Tekgıda-İş Sendikası Genel Sekreteri İbrahim Ören şu ifadeleri kullandı;

Söz konusu haberler Eskişehir yerel basınında yayınlanmadı. Evrensel gibi gazetelerde yayınlandı. Bir de Meltem TV diye bir kanal. Sözcü gazetesi de yüzeysel olarak geçti. Servis edilen yapı belli.

Sendika hiçbir zaman işten çıkarmalara sessiz kalmaz. Şu dönemde ekonominin çok kötü olduğu, daralmanın yoğun olduğu bir dönemde, Eskişehir’deki bir gıda işletmesinin dışında da en az 11-12 işletmede işten çıkarma faaliyetleri oldu. İşten çıkarmalara karşıyız. Ama helalleşilerek, ihbar tazminatı ve ikale sözleşmesi yapılarak çıkışlar olursa, sendika olarak “anlaşıldı” deriz. Eğer helalleşme olmazsa biz tepkimizi koyarız, tüm işletmelere de böyle diyoruz. 11 yıl çalıştığım gıda işletmesindeki 100'den fazla işçi çıkarıldı haberleri bir kere yalan . 86 kişi. Tamamı ile de anlaşarak çıkış işlemleri yapılmış. Anlaşarak işten çıkıldığında sendikanın yapabileceği sınırlıdır. Sen dava açarsın, eylem yaparsın, sendika senin yanında olur. Ama işveren yasal bir şekilde çıkış yaptığında ve işçiler anlaşarak gittiğinde, sendika nasıl eylem yapacak? O zaman bu süreci sendika olarak yürütemezsiniz.

Bizim 45 bin üyemiz var. Ekonominin gerçekten zorlandığı bir süreçte, başka işletmelerde de işten çıkarmalar oluyor. Yüzlerce, hatta daha fazla. Siz de duyuyorsunuz. Ama oralara haber yapılmıyor. Metal sektöründe, başka işletmelerde çıkarmalar oluyor, yine haber yapılmıyor. Özellikle Eti’ye odaklanılmasının sebebi bizim olağanüstü kongre sürecimizdir. Bir diğer yalan da “delege değişikliği” iddiasıdır. Asla böyle bir şey yok. Şube seçimlerine bir yıldan fazla süre var. Bir yıldan fazla sürede hangi delegeyi nasıl değiştireceksiniz? Bu zaten spekülasyondur. Çünkü delege seçimlerinin tarihleri bile alınmadı, yönetim kurulları karar vermedi.

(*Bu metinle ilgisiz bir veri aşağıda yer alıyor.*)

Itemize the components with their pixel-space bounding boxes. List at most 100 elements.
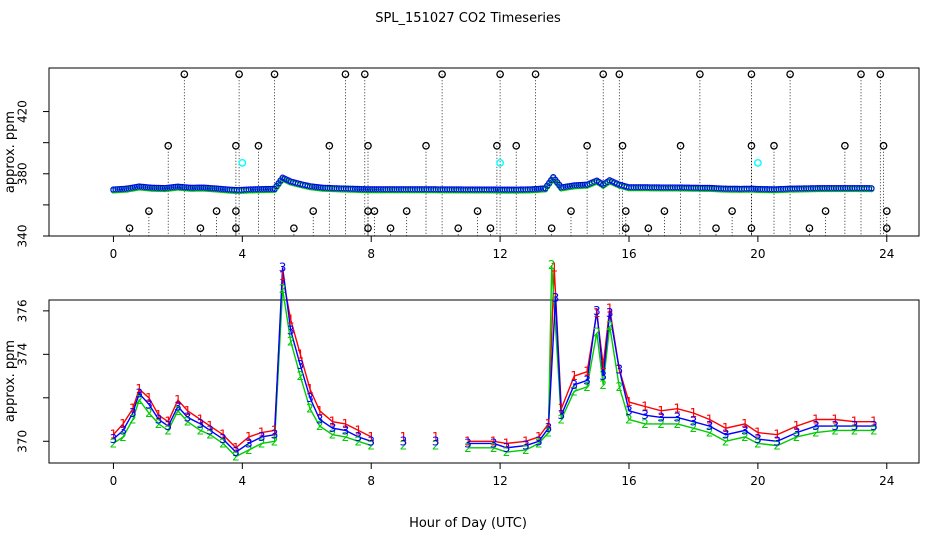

Şu an hâlâ bize muhalif olan sendika üyesi arkadaşlarımız işletmede çalışıyor. Bu kesinlikle şirketin karar verdiği bir tasfiyedir. Daralma sebebiyle sadece Eskişehir’deki gıda işletmesi değil, birçok işletmede de durum böyledir. İhbar, kıdem tazminatları, boşta geçen süreler ve paketlerle birlikte işçi anlaşarak çıktığında yapabileceğimiz bir şey yoktur. Ama anlaşma olmadığında Türkiye’de hâlâ grev yapan tek sendika olarak tepki gösteriyoruz. Yani işçiler işverenle sulh içinde anlaştığında biz ne yapabiliriz? Sonuçta bahsettiğimiz gıda işletmesinde 6 bin kişi çalışıyor ve Eskişehir’e büyük katkısı var. Bildiğim kadarıyla şirketten aldığımız bilgilere göre 83 arkadaşımızla anlaşılmış ve ciddi tazminatlar alınmış. Hatta teşekkür edenler oldu. Bu işletme bizim göz bebeğimizdir ve çok sık çıkış yapan bir işletme değildir. Bu haberlerle işletmeye de büyük haksızlık yapılıyor.

Burada bizim teşkilattaki değişim sürecimize karşı duran bir yapının basına sufle verdiğini görüyoruz. Bizi sanki sarı sendikacılar gibi göstermeye çalışıyorlar. 11-12 yıldır iyi bir sendikacıyım. Ne oldu da birden değişim istemeye başladık?

Benim aldığım bir evin haberi yapıldı. Bu haberi yapanlara sesleniyorum: Herkes mal varlıklarını açıklasın. Görelim bakalım sendikal mücadele kimi ne kadar zengin etmiş. Ailelerimizle birlikte açıklayalım. Bakalım kimin yüzü kızaracak?

Burada konuşmak istemediğim birçok hikâye var. Çok şey sallıyorlar ama tutmaz. Tutsaydı, arkamızda gördüğünüz delegeler olmazdı."